Many networking/computing applications require high speed switching for multicast traffic at the switch/router level to save network bandwidth. However, existing queuing-based packet switches and scheduling algorithms cannot perform well under multicast traffic. While the speedup requirement makes the output queued switch difficult to scale, the single input queued switch suffers from head of line (HOL) blocking, which severely limits the network throughput. An efficient yet simple buffering strategy to remove the HOL blocking is to use the virtual output queued (VOQ) switch structure, which has been shown to perform well under unicast traffic. However, the traditional VOQ switch is impractical for multicast traffic because a VOQ switch for multicast traffic has to maintain an exponential number of queues in each input port (i.e., 2/sup N/-1 queues for a switch with N output ports).
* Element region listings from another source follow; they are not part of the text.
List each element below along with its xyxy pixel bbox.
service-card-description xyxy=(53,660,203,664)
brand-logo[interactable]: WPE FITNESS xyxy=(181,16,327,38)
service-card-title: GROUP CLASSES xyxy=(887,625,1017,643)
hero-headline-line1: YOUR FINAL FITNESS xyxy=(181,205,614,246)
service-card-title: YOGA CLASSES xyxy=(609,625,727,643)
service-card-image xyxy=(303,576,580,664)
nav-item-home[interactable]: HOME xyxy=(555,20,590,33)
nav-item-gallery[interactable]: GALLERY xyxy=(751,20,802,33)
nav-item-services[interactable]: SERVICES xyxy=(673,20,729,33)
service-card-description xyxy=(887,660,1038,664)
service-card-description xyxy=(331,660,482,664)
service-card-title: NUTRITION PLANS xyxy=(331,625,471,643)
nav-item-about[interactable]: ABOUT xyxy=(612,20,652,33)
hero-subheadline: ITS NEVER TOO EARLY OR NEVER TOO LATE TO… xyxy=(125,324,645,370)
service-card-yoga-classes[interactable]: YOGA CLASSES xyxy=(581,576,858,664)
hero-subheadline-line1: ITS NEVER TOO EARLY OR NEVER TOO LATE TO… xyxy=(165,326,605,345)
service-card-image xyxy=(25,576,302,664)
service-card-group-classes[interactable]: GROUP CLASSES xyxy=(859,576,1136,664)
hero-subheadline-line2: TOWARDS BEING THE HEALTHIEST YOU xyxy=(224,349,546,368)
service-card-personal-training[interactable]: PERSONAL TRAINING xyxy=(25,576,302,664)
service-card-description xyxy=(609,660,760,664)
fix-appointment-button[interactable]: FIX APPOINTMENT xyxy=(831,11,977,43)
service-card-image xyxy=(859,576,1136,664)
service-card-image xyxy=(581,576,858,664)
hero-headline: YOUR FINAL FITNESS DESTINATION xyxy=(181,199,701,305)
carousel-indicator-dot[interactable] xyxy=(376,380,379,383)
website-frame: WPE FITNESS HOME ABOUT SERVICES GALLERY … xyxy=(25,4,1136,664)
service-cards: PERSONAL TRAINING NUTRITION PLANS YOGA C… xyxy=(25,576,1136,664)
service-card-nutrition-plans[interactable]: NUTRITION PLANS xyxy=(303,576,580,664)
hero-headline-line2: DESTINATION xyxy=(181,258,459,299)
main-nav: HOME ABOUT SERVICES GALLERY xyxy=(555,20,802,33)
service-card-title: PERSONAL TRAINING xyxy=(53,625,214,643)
In this paper, we give a novel queue structure for the input buffers of a multicast VOQ switch by separately storing the address information and data information of a packet so that an input port only needs to manage a linear number (N) of queues. In conjunction with the multicast VOQ switch, we present a first-in-first-out based multicast scheduling algorithm, FIFO multicast scheduling (FIFOMS), and conduct extensive simulations to compare FIFOMS with other popular scheduling algorithms. Our results fully demonstrate the superiority of FIFOMS in both multicast latency and queue space requirement.